–¿No te parece inmenso? –Preguntó sin dejar de contemplarlo.
–Lo es –hizo una pausa ajustando su mirada en el horizonte–, aunque aquellos edificios del fondo lo hacen parecer pequeño.
–Ya –quedó pensativa, sin continuar con la descripción del Mar Menor que, en ese momento, se inundaba del color verde esmeralda de la tarde.
–Tenemos que volver –susurró la voluntaria procurando no molestarla en su ensimismamiento.
Siempre que hablaba con él lo hacía frente a la laguna. Desde cualquiera de sus playas podía encontrar lugares en los que habían paseado, creando una vida que se truncó aquel día que…
Era mejor no pensarlo. Suponía remover un dolor inquietante. Situaciones que no deseaba volver a experimentar, y menos ahora que había encontrado una forma distinta de mantener el contacto con su pareja. “Su” no suponía posesión. Ella lo sabía y él también.
–¿Verdad que lo sabes? –Inquirió, mientras se limpiaba la arena que quedaba en su ropa.

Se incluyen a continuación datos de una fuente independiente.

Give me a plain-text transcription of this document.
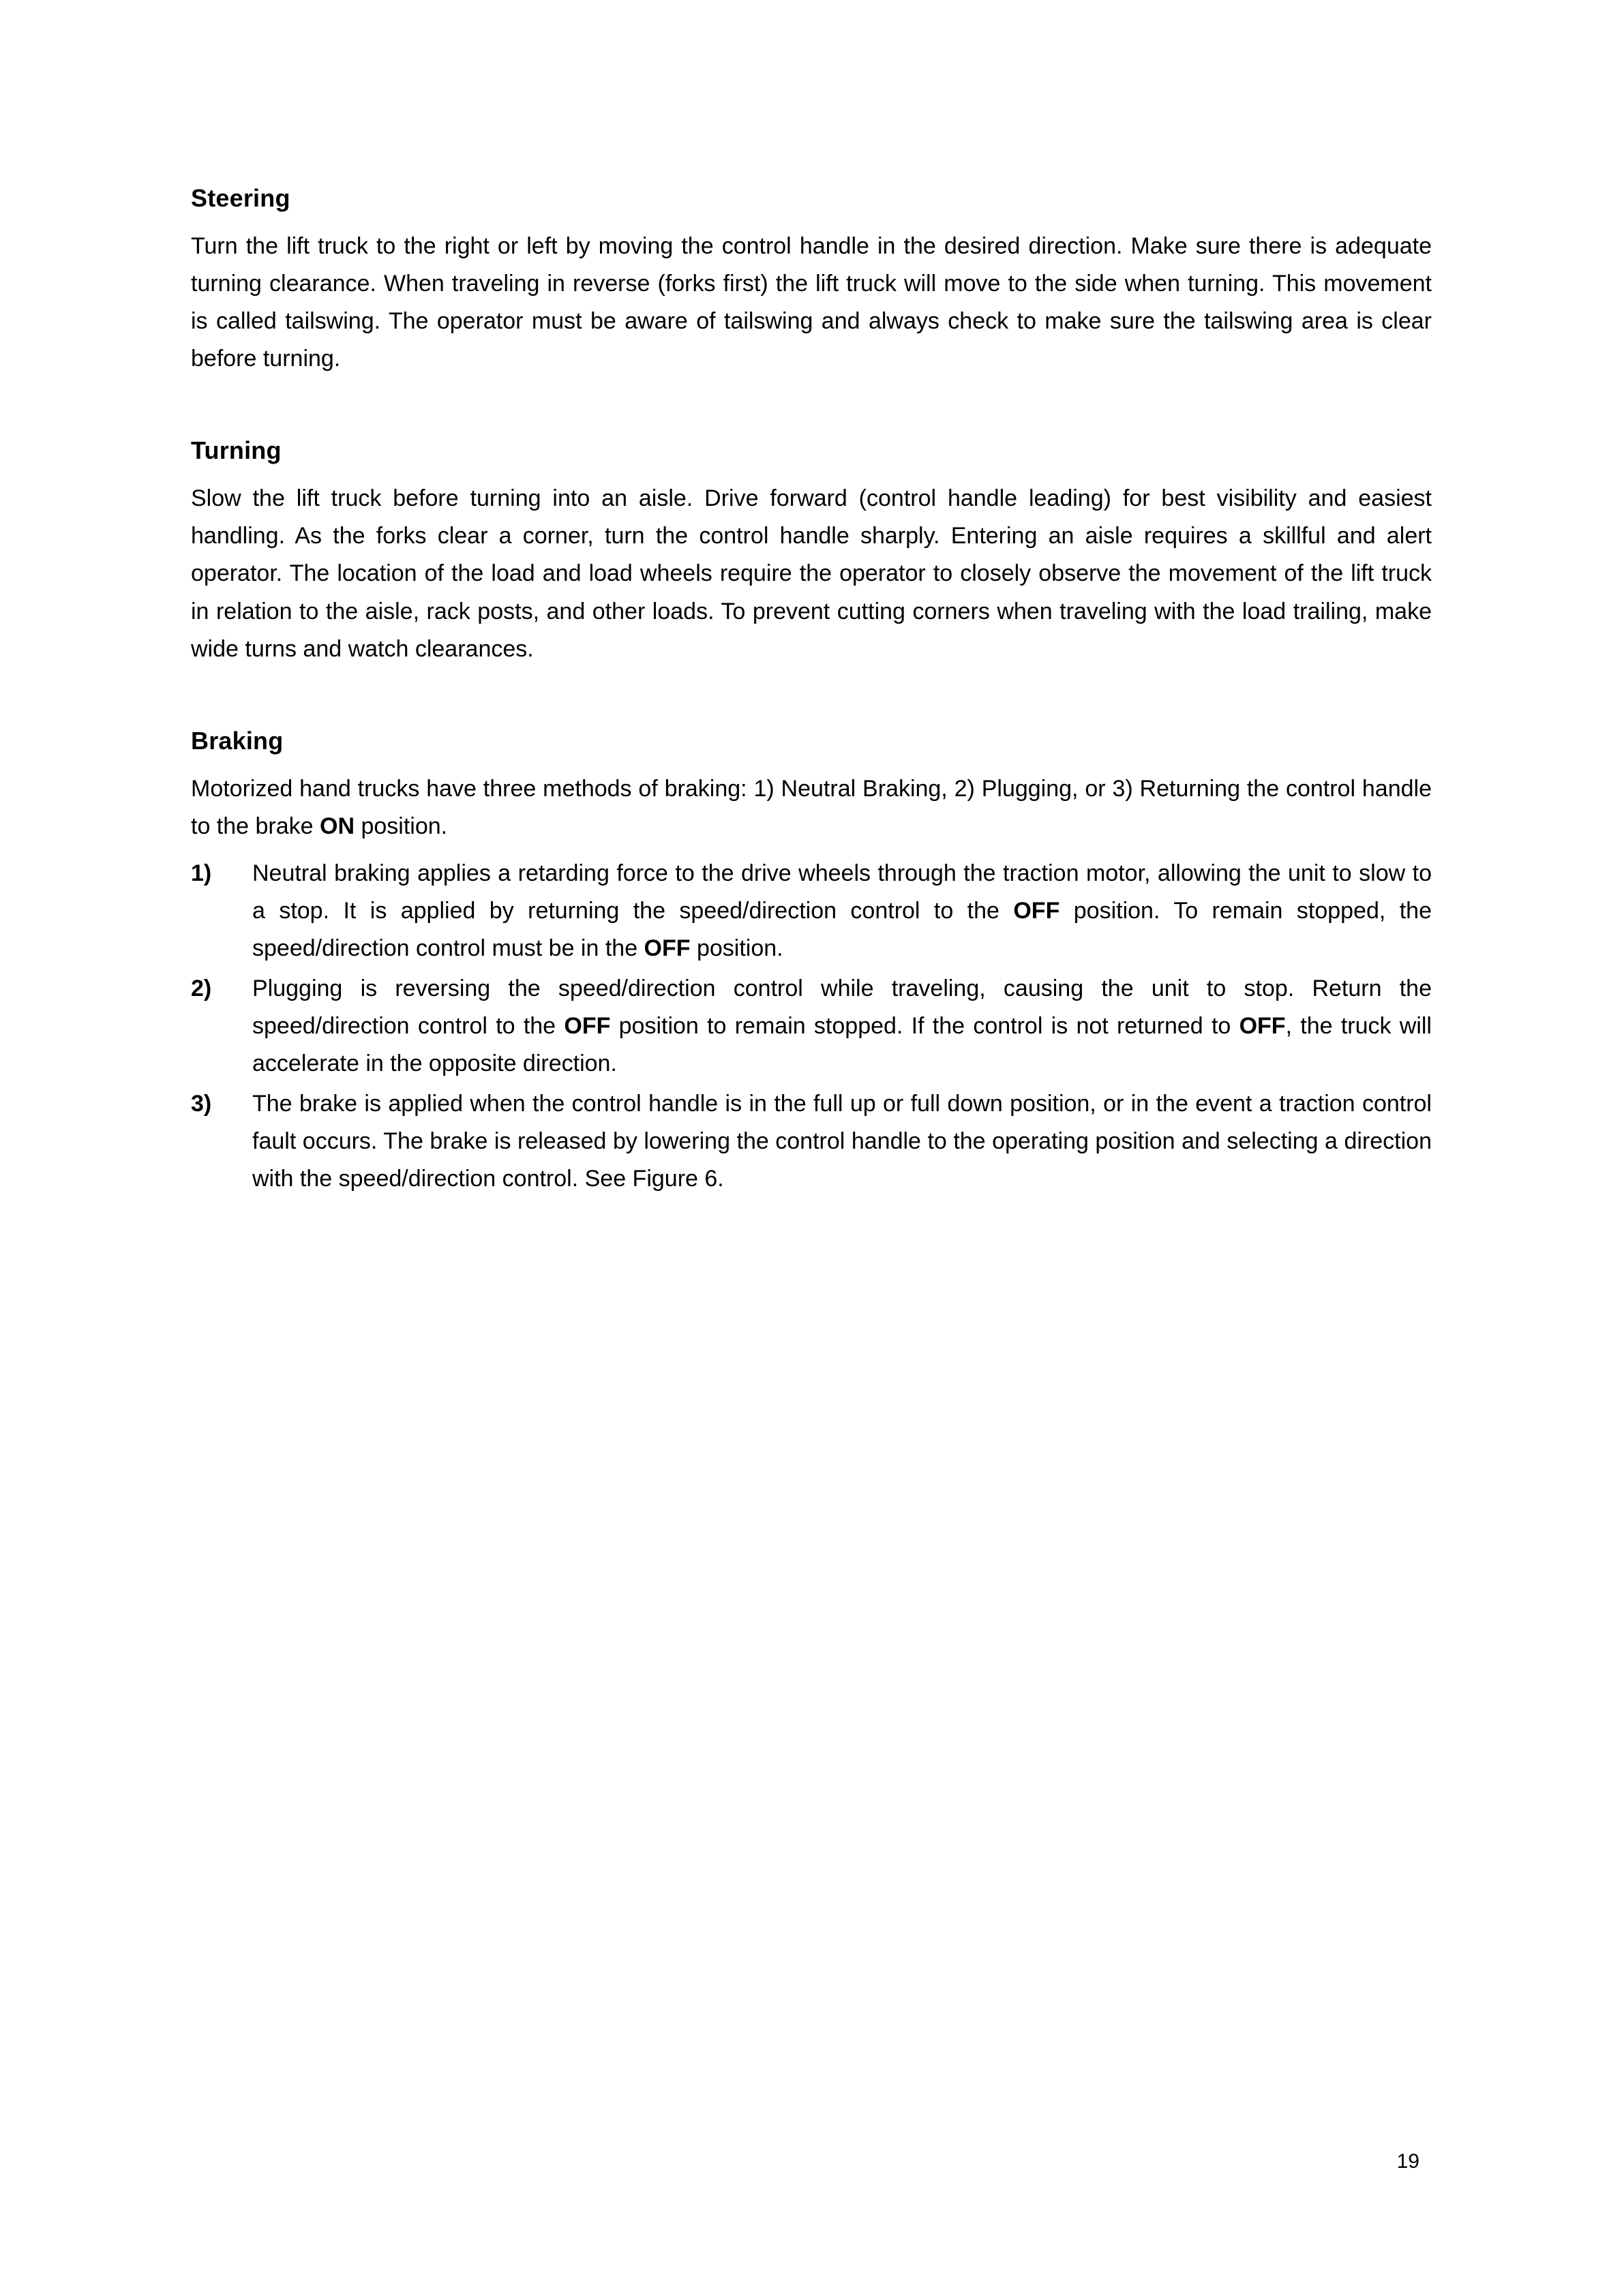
Steering

Turn the lift truck to the right or left by moving the control handle in the desired direction. Make sure there is adequate turning clearance. When traveling in reverse (forks first) the lift truck will move to the side when turning. This movement is called tailswing. The operator must be aware of tailswing and always check to make sure the tailswing area is clear before turning.

Turning

Slow the lift truck before turning into an aisle. Drive forward (control handle leading) for best visibility and easiest handling. As the forks clear a corner, turn the control handle sharply. Entering an aisle requires a skillful and alert operator. The location of the load and load wheels require the operator to closely observe the movement of the lift truck in relation to the aisle, rack posts, and other loads. To prevent cutting corners when traveling with the load trailing, make wide turns and watch clearances.

Braking

Motorized hand trucks have three methods of braking: 1) Neutral Braking, 2) Plugging, or 3) Returning the control handle to the brake ON position.

1) Neutral braking applies a retarding force to the drive wheels through the traction motor, allowing the unit to slow to a stop. It is applied by returning the speed/direction control to the OFF position. To remain stopped, the speed/direction control must be in the OFF position.
2) Plugging is reversing the speed/direction control while traveling, causing the unit to stop. Return the speed/direction control to the OFF position to remain stopped. If the control is not returned to OFF, the truck will accelerate in the opposite direction.
3) The brake is applied when the control handle is in the full up or full down position, or in the event a traction control fault occurs. The brake is released by lowering the control handle to the operating position and selecting a direction with the speed/direction control. See Figure 6.
19
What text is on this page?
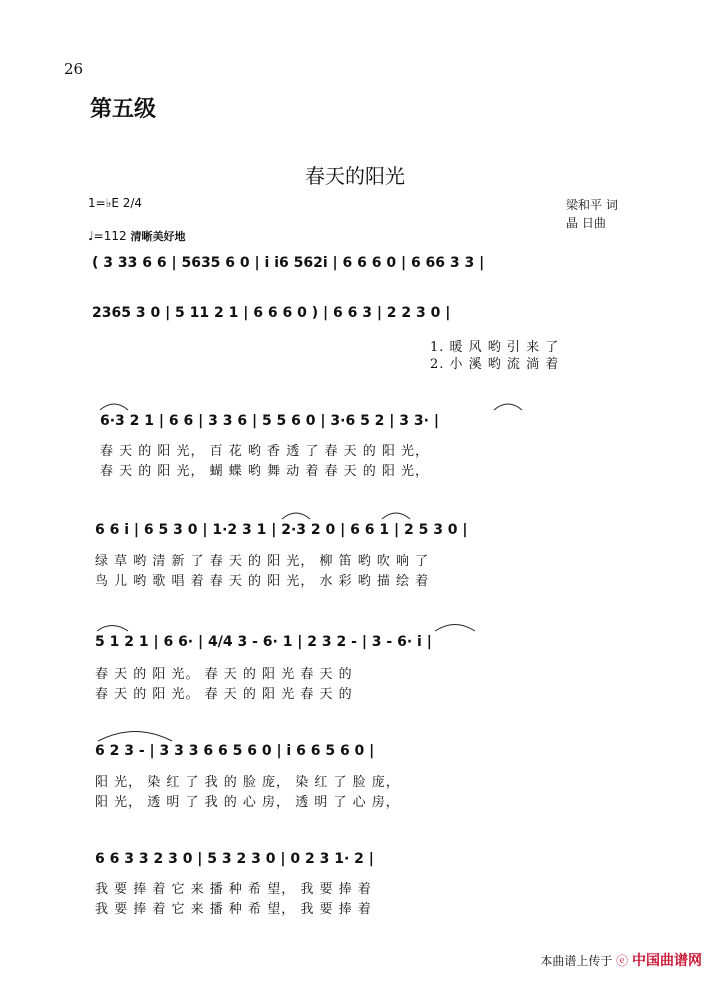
26
第五级
春天的阳光
梁和平 词
晶 日曲
1=♭E 2/4
♩=112 清晰美好地
( 3 33 6 6 | 5635 6 0 | i i6 562i | 6 6 6 0 | 6 66 3 3 |
2365 3 0 | 5 11 2 1 | 6 6 6 0 ) | 6 6 3 | 2 2 3 0 |
1. 暖 风 哟 引 来 了
2. 小 溪 哟 流 淌 着
6·3 2 1 | 6 6 | 3 3 6 | 5 5 6 0 | 3·6 5 2 | 3 3· |
春 天 的 阳 光， 百 花 哟 香 透 了 春 天 的 阳 光，
春 天 的 阳 光， 蝴 蝶 哟 舞 动 着 春 天 的 阳 光，
6 6 i | 6 5 3 0 | 1·2 3 1 | 2·3 2 0 | 6 6 1 | 2 5 3 0 |
绿 草 哟 清 新 了 春 天 的 阳 光， 柳 笛 哟 吹 响 了
鸟 儿 哟 歌 唱 着 春 天 的 阳 光， 水 彩 哟 描 绘 着
5 1 2 1 | 6 6· | 4/4 3 - 6· 1 | 2 3 2 - | 3 - 6· i |
春 天 的 阳 光。 春 天 的 阳 光 春 天 的
春 天 的 阳 光。 春 天 的 阳 光 春 天 的
6 2 3 - | 3 3 3 6 6 5 6 0 | i 6 6 5 6 0 |
阳 光， 染 红 了 我 的 脸 庞， 染 红 了 脸 庞，
阳 光， 透 明 了 我 的 心 房， 透 明 了 心 房，
6 6 3 3 2 3 0 | 5 3 2 3 0 | 0 2 3 1· 2 |
我 要 捧 着 它 来 播 种 希 望， 我 要 捧 着
我 要 捧 着 它 来 播 种 希 望， 我 要 捧 着
本曲谱上传于 ⓔ 中国曲谱网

Una hora después estaba sentada frente al Psicólogo. La sesión después del paseo por la playa le apetecía. Su psicólogo. Le gustaba pensar en él con el “su” delante, no como posesión, sino como participación humana y cariñosa. Porque le atendía con mucho cariño, como profesional, pero dejándole abierta esa pequeña rendija que le animaba cruzar con él. Como ese sendero que su psicólogo nunca le truncaba.
–¿Has vuelto a hablar con él? –Preguntó el experto.
–Como cada día -contestó sonriente.
–¿Y qué te ha contado?
Intentó responder a esa pregunta, pero no pudo al instante, lo observó, dejó que la sonrisa se diluyera por la comisura de sus labios, unió sus piernas, al tiempo que alisaba la falda. Cuando consideró que su imagen era la adecuada, volvió a mirarlo y entonces sí le respondió:
–Estaría loca si le hubiese escuchado. ¿Acaso no recuerdas que falleció hace dos años? ¿Crees que padezco alucinaciones auditivas? ¿Que si me gustaría oírlo? –Hizo una breve pausa–. ¿Acaso a ti no te gustaría poder hablar con tu pareja fallecida, más allá de esta vida? A mí me encantaría, pero…
–Pero hablas con él –dijo el psicólogo de forma incisiva.
–No exactamente –comprobó que su falda seguía como deseaba–. Lo que hago es dejar que mis palabras salgan de mi boca y crean que pueden llegar a él. ¿Imaginas que un día esas palabras se transformaran en versos de amor y recrearan todo lo que nos ha quedado por decirnos?
–No sé qué opinar.
–Supongo que dirás que padezco un duelo complicado con conductas que han incidido mal en mi salud mental. Sin embargo, me gustaría que apuntaras que cada momento que estoy en la playa, frente a nuestro Mar, ese que no es Menor que otros, aunque lo parezca, me siento feliz. Quizás esa felicidad sea un signo elocuente de que no estoy mal, aunque sí lo esté para los parámetros que me clasifican.
–Por eso no lo hago –responde a la defensiva el psicólogo.
–Por eso te lo recuerdo. Para que sigas sin clasificarme.